The flowers you use for this are the kind you wear behind your ear, in tropical climes, to let the opposite sex know whether you are available or not.  Don’t ask me which way is which – left or right?  That’s probably why I have been with the same bloke since I was 17 – the whole dating game defeats me.  I can’t even work out the flower behind the ear thing.
RECIPE

6 hibiscus flowers

1 1/2 litres boiled water
1 heaped tbsp caster sugar
Juice of one lemon

1. Strip the petals and discard the rest of the flower.
2. Put in a jug with the sugar and a little cold water (to prevent it cracking when you add the hot water)
3. Add the boiled water – it will turn a sludgy purple colour.  Steep for one hour.
4. This is where the magic happens.  Remove the petals and as you add the lemon juice the liquid clears and turns a beautiful ‘sunset’ colour.  Children love doing this!

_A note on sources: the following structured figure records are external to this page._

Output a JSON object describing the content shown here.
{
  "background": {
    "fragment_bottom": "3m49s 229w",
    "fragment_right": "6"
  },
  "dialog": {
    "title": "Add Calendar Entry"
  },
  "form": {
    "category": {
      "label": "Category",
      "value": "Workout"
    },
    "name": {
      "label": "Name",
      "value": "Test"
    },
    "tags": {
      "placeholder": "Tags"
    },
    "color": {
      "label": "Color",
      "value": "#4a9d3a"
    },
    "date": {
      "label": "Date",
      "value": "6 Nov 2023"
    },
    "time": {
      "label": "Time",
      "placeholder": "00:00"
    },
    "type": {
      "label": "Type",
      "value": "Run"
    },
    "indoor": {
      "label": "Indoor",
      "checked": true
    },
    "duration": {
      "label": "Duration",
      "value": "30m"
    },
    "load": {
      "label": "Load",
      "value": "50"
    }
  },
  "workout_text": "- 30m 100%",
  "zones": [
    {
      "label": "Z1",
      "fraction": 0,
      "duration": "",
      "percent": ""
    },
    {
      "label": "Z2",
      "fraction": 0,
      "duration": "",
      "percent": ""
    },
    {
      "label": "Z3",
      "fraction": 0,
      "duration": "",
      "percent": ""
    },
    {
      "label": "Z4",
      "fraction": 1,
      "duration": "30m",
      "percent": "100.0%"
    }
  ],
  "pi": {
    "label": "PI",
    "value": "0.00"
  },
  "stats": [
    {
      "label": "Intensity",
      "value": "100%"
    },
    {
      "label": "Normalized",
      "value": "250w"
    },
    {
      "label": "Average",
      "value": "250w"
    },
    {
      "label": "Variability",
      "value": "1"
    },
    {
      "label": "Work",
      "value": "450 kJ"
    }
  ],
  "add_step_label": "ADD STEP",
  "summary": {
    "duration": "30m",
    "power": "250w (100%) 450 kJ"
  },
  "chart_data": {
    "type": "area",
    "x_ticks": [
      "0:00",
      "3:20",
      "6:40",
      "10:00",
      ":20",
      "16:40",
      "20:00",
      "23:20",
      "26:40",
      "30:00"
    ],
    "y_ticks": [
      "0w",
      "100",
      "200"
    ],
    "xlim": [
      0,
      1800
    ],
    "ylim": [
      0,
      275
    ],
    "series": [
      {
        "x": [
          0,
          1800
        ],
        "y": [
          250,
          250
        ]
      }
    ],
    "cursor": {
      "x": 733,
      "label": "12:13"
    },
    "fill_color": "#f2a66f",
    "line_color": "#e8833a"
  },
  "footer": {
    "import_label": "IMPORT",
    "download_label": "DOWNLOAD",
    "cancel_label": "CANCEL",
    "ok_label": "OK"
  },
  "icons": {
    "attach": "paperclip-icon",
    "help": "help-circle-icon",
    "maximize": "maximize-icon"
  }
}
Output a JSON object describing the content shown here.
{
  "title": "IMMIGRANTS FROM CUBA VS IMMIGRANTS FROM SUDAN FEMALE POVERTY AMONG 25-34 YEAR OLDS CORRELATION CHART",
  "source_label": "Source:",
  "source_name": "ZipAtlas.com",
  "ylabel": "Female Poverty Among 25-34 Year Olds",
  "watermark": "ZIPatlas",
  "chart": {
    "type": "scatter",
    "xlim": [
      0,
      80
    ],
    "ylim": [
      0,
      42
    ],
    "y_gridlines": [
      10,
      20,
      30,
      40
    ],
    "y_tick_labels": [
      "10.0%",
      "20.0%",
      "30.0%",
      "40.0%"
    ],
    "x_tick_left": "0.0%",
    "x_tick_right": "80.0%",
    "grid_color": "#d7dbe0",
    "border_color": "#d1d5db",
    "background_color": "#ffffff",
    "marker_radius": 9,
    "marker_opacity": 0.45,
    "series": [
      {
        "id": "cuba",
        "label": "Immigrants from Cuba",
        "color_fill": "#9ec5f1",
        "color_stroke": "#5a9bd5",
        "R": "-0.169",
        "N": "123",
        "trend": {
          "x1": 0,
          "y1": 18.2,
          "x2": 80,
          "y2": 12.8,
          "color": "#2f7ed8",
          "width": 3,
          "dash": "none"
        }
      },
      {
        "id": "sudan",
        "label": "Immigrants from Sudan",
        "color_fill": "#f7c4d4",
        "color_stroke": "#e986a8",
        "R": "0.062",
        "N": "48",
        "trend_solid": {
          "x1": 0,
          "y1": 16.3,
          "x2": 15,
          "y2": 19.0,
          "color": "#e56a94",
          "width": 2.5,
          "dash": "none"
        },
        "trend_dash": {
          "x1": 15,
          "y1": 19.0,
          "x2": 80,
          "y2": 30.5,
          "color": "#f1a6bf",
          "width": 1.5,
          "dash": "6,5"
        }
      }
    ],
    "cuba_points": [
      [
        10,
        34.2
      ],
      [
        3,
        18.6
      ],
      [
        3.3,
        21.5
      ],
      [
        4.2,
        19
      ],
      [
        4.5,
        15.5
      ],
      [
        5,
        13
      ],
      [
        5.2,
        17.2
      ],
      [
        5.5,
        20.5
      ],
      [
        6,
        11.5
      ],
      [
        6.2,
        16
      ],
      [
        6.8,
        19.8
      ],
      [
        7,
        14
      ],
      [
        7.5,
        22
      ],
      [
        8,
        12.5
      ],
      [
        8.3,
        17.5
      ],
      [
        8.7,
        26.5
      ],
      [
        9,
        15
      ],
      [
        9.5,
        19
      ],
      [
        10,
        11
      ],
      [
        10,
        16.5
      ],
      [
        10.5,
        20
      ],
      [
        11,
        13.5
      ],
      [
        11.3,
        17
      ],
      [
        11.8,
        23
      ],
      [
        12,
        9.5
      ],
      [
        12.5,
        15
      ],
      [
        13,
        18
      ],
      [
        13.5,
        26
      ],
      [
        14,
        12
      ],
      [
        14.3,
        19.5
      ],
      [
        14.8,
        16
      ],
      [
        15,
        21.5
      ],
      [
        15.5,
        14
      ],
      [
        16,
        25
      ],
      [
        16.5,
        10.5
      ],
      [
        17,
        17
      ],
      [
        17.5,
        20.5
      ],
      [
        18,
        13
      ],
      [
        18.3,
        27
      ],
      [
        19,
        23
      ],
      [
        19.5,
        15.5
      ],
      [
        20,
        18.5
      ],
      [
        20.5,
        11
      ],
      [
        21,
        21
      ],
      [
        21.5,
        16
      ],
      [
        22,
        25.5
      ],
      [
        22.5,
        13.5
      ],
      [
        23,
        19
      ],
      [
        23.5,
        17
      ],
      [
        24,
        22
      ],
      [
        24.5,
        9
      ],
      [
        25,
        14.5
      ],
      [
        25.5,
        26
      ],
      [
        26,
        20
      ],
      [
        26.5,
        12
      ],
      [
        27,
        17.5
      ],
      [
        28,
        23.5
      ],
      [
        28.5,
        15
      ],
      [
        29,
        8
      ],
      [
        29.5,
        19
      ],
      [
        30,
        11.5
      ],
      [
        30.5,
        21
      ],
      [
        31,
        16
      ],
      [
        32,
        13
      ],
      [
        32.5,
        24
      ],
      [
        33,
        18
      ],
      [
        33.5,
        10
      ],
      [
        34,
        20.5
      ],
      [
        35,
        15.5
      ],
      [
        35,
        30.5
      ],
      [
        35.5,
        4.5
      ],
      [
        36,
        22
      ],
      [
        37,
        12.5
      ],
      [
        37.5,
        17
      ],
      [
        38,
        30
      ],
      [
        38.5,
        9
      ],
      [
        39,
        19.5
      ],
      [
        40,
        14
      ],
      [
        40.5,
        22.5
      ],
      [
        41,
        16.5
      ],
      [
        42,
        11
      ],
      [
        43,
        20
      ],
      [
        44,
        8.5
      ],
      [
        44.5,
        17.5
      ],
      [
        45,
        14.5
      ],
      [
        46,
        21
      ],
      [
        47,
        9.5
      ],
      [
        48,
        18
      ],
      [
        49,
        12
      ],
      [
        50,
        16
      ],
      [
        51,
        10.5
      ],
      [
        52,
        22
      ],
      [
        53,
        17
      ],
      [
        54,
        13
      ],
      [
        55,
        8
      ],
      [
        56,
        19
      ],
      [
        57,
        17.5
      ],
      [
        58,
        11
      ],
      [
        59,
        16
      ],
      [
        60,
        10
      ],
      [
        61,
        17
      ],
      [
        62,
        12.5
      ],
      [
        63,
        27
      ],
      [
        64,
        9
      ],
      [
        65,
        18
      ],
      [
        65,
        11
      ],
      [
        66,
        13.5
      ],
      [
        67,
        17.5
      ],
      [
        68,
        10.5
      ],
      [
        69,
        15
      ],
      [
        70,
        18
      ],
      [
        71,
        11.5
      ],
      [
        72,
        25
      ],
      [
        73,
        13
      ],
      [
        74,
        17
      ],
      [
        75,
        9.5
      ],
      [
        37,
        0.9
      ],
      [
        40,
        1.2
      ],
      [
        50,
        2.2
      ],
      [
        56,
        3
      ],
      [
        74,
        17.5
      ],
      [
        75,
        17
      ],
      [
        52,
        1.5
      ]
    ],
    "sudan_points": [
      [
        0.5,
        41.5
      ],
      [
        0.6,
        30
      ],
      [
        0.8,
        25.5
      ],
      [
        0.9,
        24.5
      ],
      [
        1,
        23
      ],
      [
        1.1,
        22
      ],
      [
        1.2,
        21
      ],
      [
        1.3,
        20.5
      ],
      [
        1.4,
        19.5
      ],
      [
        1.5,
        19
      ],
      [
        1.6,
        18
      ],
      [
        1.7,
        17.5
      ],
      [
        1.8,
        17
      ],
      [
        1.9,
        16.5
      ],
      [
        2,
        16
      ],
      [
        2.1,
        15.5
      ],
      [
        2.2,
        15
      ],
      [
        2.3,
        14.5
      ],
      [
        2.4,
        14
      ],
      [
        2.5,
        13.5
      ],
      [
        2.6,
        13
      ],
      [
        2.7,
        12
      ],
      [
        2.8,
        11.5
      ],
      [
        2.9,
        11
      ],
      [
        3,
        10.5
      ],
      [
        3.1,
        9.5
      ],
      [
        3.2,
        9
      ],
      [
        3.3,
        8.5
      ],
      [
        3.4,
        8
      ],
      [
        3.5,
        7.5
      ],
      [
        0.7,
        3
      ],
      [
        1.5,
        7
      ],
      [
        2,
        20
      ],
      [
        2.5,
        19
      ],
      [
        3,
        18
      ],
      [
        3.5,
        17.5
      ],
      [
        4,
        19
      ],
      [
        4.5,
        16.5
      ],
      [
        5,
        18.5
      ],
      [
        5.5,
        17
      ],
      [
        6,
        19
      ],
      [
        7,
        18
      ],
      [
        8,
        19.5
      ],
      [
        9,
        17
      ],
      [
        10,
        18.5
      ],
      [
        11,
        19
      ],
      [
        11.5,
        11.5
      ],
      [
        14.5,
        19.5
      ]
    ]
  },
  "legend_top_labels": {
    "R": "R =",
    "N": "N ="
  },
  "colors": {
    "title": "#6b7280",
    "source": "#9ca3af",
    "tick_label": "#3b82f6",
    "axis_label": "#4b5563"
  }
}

A refreshing glass of hibiscus tea with some homemade lemon verbena shortbread biscuits.

A LITTLE STORY:  I was working in Bali when I first tried this tea made from a bush that was growing in the garden where I was running workshops in organic gardening – it was also part of the demonstration dye garden for the Threads of Life textiles foundation – and I got to know staff and locals pretty well.  I thought I would leave a little present for them all and play a little horticultural trick at the same time.  Some plants are very easy to graft – hibiscus is one of them; so I scoured the backstreets of Ubud for different coloured hibiscus, took cuttings,  and grafted pieces of stem onto the red flowering one in this garden. THEY WOULD HAVE GOT A BIG SURPRISE a year or so later when it started flowering in many different colours!

You can try this with citrus GRAFTING and have two or three different varieties on the same tree.  It also works well with potted bougainvillea.  Plenty of good instructions on the web of how to do this.